Taking place on Eden Prime, the very first location from Mass Effect 1, the mission to acquire Javik can be taken on any time after you download the pack.
The mission itself sees you fending off Cerberus archaeologists who have uncovered a Prothean relic site, with one of the key finds being a tomb/stasis pod, in which lies Javik. Cerberus obviously offer up fierce resistance, and you’re tasked with taking them down without harming Javik’s shelter.
Though the Eden Prime map is a little more open than other Mass Effect locations (there are plenty of shacks and structures to explore), it’s nothing that you wont find elsewhere in the game, and requires the same cover and power-throwing tactics that lead to success throughout the game, against foes you’ve probably seen a hundred times before. In this respect From Ashes is a bit of a let down, as it brings nothing new to the table in terms of gameplay. The actual mission itself is over in around 35-45 minutes, after which Javik can be called upon as a squadmate, and his laser be added to your armoury.
From a storytelling perspective it’s rather more interesting though. Javik is quite a prickly character (as you’d probably imagine after waking up after an aeons-long nap to find your whole race devastated), and though certainly scripted to be unlikeable, does offer a neat glimpse into the psyche of Mass Effect’s most enigmatic species.
But perhaps not in the way you’d expect: Javik is a gruff soldier, not the god-like architects of the universe we’re so often led to believe the Protheans were. That’s not to say they weren’t highly advanced, but rather that Javik is not one of their intellectual elite. Antagonistic to practically Sheppard’s entire crew, he has a particularly disillusioning effect on Liara, the blue alien history buff who has spent most of her life studying and admiring the Protheans. The exchanges between her and Javik prove to be the best moments in From Ashes.
Javik also offers quips and commentary from his quarters in the ship should you approach him across the course of the game, meaning that the DLC is most valuable if you tackle it as early as possible.
It’s also suggestive that it should always have been in the game in the first place, rather than something gamers can pop in at any time during the adventure. BioWare have been criticised for what appears to be them withholding content in order to grab a cheap buck from fans, and while it was there in the N7 collectors edition of the game, it seems a bit stingy to have not offered From Ashes up for free for all players.

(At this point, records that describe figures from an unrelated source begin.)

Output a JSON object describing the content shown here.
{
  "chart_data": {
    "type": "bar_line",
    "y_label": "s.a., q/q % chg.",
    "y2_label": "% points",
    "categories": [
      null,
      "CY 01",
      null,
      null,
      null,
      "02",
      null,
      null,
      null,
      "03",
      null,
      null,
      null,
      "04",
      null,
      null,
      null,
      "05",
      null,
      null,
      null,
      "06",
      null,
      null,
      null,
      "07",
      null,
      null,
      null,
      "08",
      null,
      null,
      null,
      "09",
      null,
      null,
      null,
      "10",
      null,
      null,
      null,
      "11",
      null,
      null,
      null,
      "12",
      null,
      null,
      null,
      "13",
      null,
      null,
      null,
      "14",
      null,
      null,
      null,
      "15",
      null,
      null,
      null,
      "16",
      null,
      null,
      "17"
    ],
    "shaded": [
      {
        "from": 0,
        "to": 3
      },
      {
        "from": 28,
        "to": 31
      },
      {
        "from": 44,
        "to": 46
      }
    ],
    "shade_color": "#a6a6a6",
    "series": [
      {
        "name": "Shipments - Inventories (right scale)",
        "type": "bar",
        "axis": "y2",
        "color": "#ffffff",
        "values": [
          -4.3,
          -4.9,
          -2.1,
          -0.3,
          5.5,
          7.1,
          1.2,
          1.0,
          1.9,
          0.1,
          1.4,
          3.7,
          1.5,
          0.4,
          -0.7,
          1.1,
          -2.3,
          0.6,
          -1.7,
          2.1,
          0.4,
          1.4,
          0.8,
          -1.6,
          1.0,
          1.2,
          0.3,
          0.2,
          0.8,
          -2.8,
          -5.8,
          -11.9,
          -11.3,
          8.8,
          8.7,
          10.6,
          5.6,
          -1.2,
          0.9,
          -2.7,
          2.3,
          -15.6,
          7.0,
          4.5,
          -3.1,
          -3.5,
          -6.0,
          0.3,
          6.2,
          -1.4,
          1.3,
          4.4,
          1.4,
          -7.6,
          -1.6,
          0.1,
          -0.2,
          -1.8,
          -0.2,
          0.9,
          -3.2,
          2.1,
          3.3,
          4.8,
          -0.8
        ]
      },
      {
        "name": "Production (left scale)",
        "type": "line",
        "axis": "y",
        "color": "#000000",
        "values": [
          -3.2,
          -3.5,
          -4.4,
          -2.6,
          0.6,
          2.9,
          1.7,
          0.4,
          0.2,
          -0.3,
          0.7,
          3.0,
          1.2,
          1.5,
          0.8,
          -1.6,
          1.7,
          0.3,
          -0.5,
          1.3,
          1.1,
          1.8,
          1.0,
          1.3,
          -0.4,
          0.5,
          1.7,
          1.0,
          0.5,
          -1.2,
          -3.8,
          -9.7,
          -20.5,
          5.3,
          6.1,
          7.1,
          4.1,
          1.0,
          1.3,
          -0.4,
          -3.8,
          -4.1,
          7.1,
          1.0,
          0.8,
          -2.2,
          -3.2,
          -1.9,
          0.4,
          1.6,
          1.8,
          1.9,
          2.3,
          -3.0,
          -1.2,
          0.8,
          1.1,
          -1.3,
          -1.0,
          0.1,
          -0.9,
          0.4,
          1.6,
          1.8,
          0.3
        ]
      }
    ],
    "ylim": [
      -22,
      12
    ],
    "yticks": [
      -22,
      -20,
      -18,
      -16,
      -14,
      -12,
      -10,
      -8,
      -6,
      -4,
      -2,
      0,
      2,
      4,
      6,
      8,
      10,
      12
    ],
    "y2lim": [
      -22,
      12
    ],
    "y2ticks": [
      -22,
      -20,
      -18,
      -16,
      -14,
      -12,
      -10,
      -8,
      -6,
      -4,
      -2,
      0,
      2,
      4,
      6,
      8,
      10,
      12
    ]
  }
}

Whether From Ashes is worth your money or not is solely down to how big a Mass Effect 3 fan you are. If you’ve now seen all the series has to offer, it introduces a brand new character who, while not the most affable in the universe, offers an interesting look at one of the game’s most cryptic of races. However, it’s not bursting with action, and arguably should have been included in the game to begin with. There’s some great dialogue included here, and if you come for the storytelling in Mass Effect the pack adds another layer of depth to Liara’s character in particular. On the whole though, it’s one probably best left for the inevitable DLC sales season.